Defesa Civil é legado da cheia que assolou a cidade há 10 anos

É possível que o estrago causado pela enchente de 2008 em Itajaí fosse minimizado com uma estrutura adequada de Defesa Civil. Na época eram apenas dois funcionários, instalados dentro da Secretaria de Segurança. Faltava tudo, inclusive equipamentos que pudessem mensurar a dimensão da tragédia que se anunciava. Muito do socorro prestado veio de voluntários.

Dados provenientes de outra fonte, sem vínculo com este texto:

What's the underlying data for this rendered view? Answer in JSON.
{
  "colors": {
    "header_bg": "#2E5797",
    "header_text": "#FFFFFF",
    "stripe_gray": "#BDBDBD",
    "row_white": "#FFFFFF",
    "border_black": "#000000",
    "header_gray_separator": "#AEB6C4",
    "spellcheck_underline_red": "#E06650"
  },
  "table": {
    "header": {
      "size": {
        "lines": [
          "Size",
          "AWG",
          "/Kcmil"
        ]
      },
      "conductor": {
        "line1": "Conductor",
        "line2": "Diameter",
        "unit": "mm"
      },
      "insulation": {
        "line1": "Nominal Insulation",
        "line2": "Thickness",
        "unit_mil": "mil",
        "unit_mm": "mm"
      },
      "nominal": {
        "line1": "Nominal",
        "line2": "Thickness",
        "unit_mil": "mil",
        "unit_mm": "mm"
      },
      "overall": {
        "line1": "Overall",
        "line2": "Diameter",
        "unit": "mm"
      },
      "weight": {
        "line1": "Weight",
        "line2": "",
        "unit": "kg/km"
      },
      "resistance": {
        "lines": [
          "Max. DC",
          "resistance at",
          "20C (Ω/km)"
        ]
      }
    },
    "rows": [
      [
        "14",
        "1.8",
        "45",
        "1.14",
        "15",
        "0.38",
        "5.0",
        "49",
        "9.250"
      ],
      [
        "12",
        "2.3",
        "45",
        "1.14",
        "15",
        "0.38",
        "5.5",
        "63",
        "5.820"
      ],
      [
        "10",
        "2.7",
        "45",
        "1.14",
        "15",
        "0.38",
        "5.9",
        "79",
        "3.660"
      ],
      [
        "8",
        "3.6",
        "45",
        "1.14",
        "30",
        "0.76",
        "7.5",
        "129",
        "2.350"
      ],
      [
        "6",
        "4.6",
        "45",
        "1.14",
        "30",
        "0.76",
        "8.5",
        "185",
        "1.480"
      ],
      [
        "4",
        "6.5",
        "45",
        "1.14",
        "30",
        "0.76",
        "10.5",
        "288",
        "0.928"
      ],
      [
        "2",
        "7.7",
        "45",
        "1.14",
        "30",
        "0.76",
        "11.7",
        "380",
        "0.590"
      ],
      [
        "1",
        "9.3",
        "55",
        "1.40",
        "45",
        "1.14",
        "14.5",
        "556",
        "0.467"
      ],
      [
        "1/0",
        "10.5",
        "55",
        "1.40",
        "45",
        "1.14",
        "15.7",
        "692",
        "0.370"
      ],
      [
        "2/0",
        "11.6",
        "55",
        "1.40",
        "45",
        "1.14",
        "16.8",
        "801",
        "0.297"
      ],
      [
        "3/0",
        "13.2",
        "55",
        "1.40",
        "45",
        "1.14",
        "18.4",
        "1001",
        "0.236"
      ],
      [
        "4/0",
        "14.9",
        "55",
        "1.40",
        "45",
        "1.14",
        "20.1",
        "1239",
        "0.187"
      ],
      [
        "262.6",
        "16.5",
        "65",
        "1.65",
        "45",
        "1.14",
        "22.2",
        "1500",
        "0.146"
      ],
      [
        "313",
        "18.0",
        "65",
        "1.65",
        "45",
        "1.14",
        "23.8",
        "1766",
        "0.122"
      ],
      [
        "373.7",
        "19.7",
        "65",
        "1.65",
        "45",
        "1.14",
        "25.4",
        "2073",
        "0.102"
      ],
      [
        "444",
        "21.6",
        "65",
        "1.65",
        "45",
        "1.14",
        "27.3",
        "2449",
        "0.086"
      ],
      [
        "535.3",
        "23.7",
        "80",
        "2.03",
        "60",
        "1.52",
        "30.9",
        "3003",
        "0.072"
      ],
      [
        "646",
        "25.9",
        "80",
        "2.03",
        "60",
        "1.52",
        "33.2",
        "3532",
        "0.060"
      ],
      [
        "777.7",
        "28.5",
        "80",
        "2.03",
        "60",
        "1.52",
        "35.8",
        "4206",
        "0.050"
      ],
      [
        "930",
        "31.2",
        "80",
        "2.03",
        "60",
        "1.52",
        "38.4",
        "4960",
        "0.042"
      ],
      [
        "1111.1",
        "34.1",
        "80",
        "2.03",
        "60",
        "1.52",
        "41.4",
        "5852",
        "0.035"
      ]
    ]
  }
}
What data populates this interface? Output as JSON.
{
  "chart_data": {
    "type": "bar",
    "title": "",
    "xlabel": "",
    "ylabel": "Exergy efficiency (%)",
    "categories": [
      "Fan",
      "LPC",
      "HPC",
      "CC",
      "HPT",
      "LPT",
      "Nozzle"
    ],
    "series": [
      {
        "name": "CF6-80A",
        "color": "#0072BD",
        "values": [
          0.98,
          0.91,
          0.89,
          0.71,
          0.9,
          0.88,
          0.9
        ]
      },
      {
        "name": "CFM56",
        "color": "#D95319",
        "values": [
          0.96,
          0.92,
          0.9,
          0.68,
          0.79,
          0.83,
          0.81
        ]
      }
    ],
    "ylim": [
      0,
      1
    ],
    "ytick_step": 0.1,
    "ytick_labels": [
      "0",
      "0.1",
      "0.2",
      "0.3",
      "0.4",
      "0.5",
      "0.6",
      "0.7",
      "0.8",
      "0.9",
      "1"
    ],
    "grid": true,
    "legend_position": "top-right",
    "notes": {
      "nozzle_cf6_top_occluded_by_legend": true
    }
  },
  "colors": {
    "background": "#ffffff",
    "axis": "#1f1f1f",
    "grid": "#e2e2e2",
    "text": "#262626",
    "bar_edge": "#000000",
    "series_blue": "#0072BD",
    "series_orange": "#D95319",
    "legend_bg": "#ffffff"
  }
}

Dez anos depois, o cenário mudou. Itajaí tem uma sede regional de Defesa Civil, vinculada ao governo do Estado, e equipamentos que monitoram a situação dos rios, além de uma rede de contatos com as demais cidades e órgãos públicos. O sistema de telemetria controla o nível dos rios e pluviômetros medem a quantidade de chuva que cai em cada parte da cidade de 10 em 10 minutos.

A mudança foi visível nas enchentes seguintes. Em 2011, a primeira cheia após 2008, a Defesa Civil conseguiu alertar os moradores de áreas alagáveis com tempo suficiente para reduzir os prejuízos materiais. A dragagem do Rio Itajaí-Açu permitiu o escoamento mais rápido da água, o que acelerou o processo. Mas ainda há o que fazer.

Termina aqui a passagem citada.